Num âmbito muito menor, mas diário, como
sorrir para aquela mulher bruxa, que certamente já nasceu sem HUN, e que
transforma as reuniões de condomínio num pugilato profundamente desagradável? E
as torneiras que pingam? Tenho raiva, sim. Várias vezes por dia! E agora sei
que em razão disto estou prestes a ficar sem HUN. Digo prestes porque – creio –
ainda disponho de algumas que me fazem feliz quando estou com minhas netas,
meus filhos, meu irmão, meus amigos; quando olho para a mangueira tão linda,
imune às agressões que a urbanização lhe faz; quando os gatos Pandareco e Marta
me acordam passando muito de leve a patinha em meu rosto, miando
carinhosamente; quando leio um bom livro, quando escuto Satie; quando conheço
alguém interessante; quando penso que dentro de três meses serei bisavó; quando
ligo meu celular e leio, encantada, a mensagem permanente colocada por minha
neta adolescente: te amo Vovó Anna!
Quando o porteiro sorri e mente carinhoso: a
senhora está muito bonita hoje, D. Anna. Quando a amiga telefona só pra
dizer que está com saudade.
São tantas as benesses! Mas, ao que parece, insuficientes
para que as HUN permaneçam. Isto só aconteceria se eu jamais fosse possuída de
sentimentos menores. Não tem jeito, não! Portanto não se espantem se
gradativamente, correspondendo ao desaparecimento progressivo das HUN, estas crônicas
se tornarem amargas, agressivas e desagradáveis. Isto será resultante de um
fígado desabitado e endurecido. Mas não terão que me aturar por muito tempo:
desprovida de HUN vou ser demitida do Montbläat e, o que é pior, perdendo meus
queridos editores e grandes amigos Fritz e Liége.

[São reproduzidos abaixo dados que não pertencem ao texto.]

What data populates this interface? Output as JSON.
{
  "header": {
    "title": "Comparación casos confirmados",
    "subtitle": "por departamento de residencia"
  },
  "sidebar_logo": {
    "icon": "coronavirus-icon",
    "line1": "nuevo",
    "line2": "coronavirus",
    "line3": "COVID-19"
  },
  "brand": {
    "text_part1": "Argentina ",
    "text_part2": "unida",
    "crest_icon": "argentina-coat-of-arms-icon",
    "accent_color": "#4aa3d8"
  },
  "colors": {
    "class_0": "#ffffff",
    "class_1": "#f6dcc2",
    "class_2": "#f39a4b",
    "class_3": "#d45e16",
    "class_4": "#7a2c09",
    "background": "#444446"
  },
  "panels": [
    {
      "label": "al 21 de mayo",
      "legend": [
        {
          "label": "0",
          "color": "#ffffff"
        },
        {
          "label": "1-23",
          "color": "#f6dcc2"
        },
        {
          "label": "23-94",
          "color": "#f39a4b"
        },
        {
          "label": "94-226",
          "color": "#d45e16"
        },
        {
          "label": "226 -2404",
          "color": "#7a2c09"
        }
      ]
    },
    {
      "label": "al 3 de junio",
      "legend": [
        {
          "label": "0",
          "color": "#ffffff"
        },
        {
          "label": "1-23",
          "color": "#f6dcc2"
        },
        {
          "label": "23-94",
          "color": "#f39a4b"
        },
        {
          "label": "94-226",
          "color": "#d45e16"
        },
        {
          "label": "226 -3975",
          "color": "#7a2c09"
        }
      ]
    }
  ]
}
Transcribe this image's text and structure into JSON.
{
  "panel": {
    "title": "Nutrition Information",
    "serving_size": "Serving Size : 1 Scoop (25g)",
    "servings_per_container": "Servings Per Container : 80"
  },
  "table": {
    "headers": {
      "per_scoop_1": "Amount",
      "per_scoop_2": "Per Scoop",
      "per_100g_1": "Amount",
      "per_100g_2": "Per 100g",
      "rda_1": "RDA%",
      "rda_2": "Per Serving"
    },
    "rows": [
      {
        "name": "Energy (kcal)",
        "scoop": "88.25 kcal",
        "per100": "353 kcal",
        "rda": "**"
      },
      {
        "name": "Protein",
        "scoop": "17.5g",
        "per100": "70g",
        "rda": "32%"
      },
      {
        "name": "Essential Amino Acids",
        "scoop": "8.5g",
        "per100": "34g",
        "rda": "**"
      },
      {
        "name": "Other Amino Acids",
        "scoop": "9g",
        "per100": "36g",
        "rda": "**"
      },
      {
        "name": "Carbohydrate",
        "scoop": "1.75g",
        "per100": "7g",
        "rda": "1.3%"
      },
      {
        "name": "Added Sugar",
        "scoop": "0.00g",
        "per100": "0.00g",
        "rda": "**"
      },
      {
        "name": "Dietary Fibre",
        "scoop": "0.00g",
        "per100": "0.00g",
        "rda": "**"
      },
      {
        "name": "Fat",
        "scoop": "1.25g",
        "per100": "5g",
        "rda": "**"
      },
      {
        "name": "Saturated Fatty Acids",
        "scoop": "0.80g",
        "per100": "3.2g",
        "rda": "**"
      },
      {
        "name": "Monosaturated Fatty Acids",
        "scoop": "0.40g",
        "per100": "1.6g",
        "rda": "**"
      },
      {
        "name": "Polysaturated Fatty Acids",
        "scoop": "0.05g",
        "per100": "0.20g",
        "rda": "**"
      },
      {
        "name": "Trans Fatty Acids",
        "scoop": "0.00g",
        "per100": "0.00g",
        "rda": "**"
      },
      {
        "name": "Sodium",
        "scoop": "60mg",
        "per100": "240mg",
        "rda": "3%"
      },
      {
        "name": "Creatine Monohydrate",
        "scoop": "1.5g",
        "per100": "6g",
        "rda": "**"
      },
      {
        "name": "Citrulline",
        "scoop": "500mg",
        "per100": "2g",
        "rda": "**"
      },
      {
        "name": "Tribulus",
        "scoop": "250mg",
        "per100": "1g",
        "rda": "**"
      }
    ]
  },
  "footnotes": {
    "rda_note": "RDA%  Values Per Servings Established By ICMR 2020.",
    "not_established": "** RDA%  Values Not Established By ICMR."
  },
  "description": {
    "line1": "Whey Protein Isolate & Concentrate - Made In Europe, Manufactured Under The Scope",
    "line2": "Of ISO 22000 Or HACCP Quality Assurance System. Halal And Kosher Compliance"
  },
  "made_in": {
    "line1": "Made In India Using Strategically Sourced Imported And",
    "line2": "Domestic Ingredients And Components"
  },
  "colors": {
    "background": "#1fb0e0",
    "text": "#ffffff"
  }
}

Assim vaticina a Milenar Medicina Chinesa.
Entre as pessoas contra as quais sinto raiva está agora o amigo que me enviou
esta desgraça. Vai ver ele o fez na pior das intenções porque
também está sendo abandonado pelas HUN e, impiedoso, se vinga destruindo meu
bem estar. Juro que não é o que estou querendo fazer a vocês que me lêem.
Amparada pelas poucas HUN que ainda habitam meu já parcialmente desprecatado
fígado, desejo de coração (órgão que para mim agora decresceu em importância)
que consigam conservar para sempre a higidez e saúde de suas HUN.